December 18, 2014

Should we ban unconventional oil extraction to reduce global warming?

We all know that unconventional oil extraction is bad for the environment. It causes local environmental damage (check what is happening in North Dakota: here) and it generates a lot of extra carbon dioxide emissions compared to the extraction of conventional oil.

So, what about banning the extraction of non-conventional oil?

In a recent working paper  Samuel Carrara and I estimate the climate benefit of a global ban on unconventional oil using scenarios developed with the integrated assessment model WITCH.

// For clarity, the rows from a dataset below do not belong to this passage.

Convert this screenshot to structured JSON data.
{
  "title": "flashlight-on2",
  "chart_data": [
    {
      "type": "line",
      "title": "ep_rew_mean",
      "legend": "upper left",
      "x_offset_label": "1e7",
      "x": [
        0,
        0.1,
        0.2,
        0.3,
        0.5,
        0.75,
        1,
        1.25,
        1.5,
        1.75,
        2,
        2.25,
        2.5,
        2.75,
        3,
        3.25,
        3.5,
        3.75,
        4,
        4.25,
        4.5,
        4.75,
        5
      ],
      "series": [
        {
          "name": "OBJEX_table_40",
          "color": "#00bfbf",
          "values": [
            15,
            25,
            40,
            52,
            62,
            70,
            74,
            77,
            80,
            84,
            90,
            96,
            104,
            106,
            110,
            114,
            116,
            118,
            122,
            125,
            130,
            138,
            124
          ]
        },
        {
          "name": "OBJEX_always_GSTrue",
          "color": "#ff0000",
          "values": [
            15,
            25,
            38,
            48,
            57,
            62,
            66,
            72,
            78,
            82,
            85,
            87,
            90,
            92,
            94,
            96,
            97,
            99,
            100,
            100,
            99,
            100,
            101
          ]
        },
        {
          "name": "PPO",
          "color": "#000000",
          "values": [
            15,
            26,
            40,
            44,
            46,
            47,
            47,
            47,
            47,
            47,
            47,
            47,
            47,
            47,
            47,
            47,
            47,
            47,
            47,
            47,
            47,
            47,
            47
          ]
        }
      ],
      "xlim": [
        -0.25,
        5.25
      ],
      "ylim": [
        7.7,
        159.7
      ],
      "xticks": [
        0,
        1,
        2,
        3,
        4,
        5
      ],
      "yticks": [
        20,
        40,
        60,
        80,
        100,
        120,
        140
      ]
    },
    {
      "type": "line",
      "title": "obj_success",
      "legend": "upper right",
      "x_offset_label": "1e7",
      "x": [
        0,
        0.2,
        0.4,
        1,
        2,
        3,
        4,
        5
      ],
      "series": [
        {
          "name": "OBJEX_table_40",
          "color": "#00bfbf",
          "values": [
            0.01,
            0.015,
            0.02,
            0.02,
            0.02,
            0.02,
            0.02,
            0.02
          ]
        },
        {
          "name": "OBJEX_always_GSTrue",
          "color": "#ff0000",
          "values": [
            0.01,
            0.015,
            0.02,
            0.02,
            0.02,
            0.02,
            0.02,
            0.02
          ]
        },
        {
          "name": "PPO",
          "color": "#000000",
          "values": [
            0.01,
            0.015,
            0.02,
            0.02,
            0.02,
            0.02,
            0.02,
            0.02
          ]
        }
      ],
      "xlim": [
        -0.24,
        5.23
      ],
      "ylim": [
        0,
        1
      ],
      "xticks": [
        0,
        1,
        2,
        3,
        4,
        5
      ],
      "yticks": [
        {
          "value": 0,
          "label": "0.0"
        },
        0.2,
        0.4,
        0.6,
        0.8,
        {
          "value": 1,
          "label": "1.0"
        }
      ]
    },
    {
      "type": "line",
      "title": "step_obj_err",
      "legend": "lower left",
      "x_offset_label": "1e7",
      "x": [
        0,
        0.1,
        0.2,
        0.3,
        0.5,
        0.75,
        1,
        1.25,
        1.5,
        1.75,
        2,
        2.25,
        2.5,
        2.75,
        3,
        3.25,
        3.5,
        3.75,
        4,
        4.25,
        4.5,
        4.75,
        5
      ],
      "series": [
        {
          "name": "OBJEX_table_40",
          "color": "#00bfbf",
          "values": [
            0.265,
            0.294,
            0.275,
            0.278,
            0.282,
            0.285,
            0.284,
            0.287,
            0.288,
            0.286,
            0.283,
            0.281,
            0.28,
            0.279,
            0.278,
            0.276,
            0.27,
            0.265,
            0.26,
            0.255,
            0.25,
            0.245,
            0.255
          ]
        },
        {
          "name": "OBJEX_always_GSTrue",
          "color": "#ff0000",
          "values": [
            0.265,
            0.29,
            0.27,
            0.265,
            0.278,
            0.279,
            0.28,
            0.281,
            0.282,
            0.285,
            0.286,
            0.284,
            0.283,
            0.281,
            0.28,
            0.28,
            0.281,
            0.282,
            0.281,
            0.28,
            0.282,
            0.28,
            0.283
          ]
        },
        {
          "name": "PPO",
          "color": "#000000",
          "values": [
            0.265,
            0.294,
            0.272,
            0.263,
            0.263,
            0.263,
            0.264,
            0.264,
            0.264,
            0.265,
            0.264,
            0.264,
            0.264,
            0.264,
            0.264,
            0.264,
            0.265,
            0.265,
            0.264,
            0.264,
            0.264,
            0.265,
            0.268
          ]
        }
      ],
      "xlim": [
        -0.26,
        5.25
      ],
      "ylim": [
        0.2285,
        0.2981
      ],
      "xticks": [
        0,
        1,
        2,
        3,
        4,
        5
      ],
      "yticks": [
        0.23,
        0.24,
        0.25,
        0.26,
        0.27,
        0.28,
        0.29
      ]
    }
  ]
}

Guess what? A global ban on the use of unconventional oil has non-negligible climate benefits but it is a very inefficient climate mitigation policy. Not using unconventional oil resources slows global warming by 0.3°C (from +4.1°C to +3.8°C in 2100 with respect to the pre-industrial level). Despite a rebound effect in conventional oil extraction, the global ban is effective because it substantially reduces oil demand, carbon dioxide emissions and the increase of temperature. However, the policy is terribly inefficient.

We find that an efficient, global uniform carbon pricing mechanism would achieve climate benefits almost four times larger, at the same cost. Analogously, an efficient pricing scheme would deliver the same climate benefit being fifteen times cheaper.

The EU has long considered a unilateral tax on oil coming from unconventional resources in Northern America.

Is this a good idea?

We check what would be the cost and the benefit (in terms of reduced carbon dioxide emissions) of a unilateral EU ban on unconventional oil. Unsurprisingly, we find that unilateral European ban of unconventional oil is both inefficient and ineffective. It will cost a lot and it will have no impact on global mean temperature. Oil would just flow to countries that do not ban its use.

The policy implications are intuitive. If the main goal is carbon mitigation, the European Union should avoid unilateral aggressive policies against unconventional oil. Diverting trade routes may be expensive for oil producers and a short-term victory is possible. However, in the long-run, with rising energy prices and technological progress in oil extraction and in oil transportation, it is likely that unconventional oil will flow where demand is and Europe alone will have a negligible impact on global patterns.

For example, starting a trade war with Canada to achieve virtually null climate benefits is not the best thing to do.